Когда они достигли Рена, то увидели, что по берегам живут люди. Людей этих не интересовали длинная повозка и одинокая германская женщина с рыжеволосыми близнецами. По реке регулярно ходила баржа, достаточно большая, чтобы на нее можно было поместить повозку. Цена – кувшин пшеницы, самая большая ценность. Лето было относительно сухим, река спокойной, и Сулла за три кувшина пшеницы смог переправить через реку повозку и весь скот Германы.
Оказавшись в Германии, они стали быстро продвигаться вперед. Земля в низовьях Рена очищена от лесов, чтобы выращивать то, что годилось в основном на корм скоту. На третью неделю октября Сулла нашел племя Германы и оставил жену на попечение ее родичей. И заодно заключил договор о мире и дружбе между германцами-марсами и сенатом и народом Рима.
Затем, когда наступил самый миг расставания, они оба плакали от горя. Разлука оказалась тяжелее, чем они думали. Держа на руках близнецов, Германа шла следом за конем Суллы, потом остановилась и долго стояла, горестно воя, пока его конь не исчез навсегда. А Сулла многие мили ехал на юг, доверившись инстинкту своего коня, ослепший от слез.
Люди Германы дали ему хорошую лошадь. В конце дня он смог обменять ее на другую, свежую, и так продолжалось двенадцать дней, пока он не добрался до истоков реки Амизии, где располагались поселения марсов, а потом до лагеря Мария за пределами Гланума. Он пересек всю страну, избегая высоких гор и густых лесов и продвигаясь вдоль рек – от Рена до Мозеллы, от Мозеллы до Арара, от Арара до Родана.
На сердце было так тяжело, что ему приходилось заставлять себя отмечать, по какой местности и среди какого народа он едет. Однажды он с удивлением поймал себя на том, что машинально отвечает местному жителю на галльском языке друидов, и подумал: «А ведь я бегло говорю на нескольких германских диалектах, на карнутском диалекте галльского… Я, Луций Корнелий Сулла, римский сенатор!»
Ни он, ни Квинт Серторий так и не смогли разузнать о диспозициях германцев среди атуатуков. Это стало известно лишь с наступлением весны, спустя много времени после того, как Сулла и Серторий покинули Германию. Тысячи повозок двинулись в путь, разделившись перед вторжением в Италию на три большие группы. Кимвры, тевтоны, тигурины, херуски и маркоманны добросовестно постарались защитить атуатуков. Они оставили шесть тысяч своих лучших мужчин, дабы атуатуки не пострадали от набегов других племен. И еще оставили сокровища своих племен: золотые статуи, золотые колесницы, золотую упряжь, золотые приношения по обету, золотые монеты, золотые слитки, несколько тонн чистейшего янтаря и многое другое. Когда они двинулись в путь, у германцев осталось только то золото, которое они носили на себе. Все остальное было спрятано у атуатуков.

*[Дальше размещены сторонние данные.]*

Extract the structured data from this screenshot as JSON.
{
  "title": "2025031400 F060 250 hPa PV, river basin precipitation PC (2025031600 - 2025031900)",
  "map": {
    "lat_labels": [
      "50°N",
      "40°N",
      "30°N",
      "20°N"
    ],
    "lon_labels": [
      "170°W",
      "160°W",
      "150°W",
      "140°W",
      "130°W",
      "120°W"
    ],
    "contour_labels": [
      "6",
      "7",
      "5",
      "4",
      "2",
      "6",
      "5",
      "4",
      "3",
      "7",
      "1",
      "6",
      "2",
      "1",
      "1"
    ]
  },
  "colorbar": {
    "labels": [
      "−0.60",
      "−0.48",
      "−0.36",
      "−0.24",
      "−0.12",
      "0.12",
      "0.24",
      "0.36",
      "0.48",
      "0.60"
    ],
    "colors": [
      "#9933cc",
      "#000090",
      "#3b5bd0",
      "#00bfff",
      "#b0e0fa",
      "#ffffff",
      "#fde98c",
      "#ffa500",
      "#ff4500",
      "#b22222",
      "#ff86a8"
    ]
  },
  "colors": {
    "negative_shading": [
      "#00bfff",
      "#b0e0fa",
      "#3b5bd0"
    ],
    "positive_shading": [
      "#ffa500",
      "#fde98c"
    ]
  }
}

Когда Сулла снова увидел Юлиллу, то сравнил ее с Германой и нашел свою римскую жену неряшливой, умственно отсталой, непоследовательной и – противной. Она хотя бы усвоила по его предыдущим возвращениям, что не следует кидаться ему на шею в присутствии слуг. Но, подумал он с горечью в первый же день своего возвращения, за ужином, то, что она избавила его от этой пытки, было результатом присутствия в доме Марции, а не желания Юлиллы доставить мужу приятное.
Марция – прямая как палка, строгая, нелюбящая, непрощающая. Старость не красила ее, а после стольких лет счастья быть женой Гая Юлия Цезаря вдовство легло на нее тяжелым бременем. Сулла, кроме того, подозревал, что ей ненавистно было считаться матерью такой дочери, как Юлилла.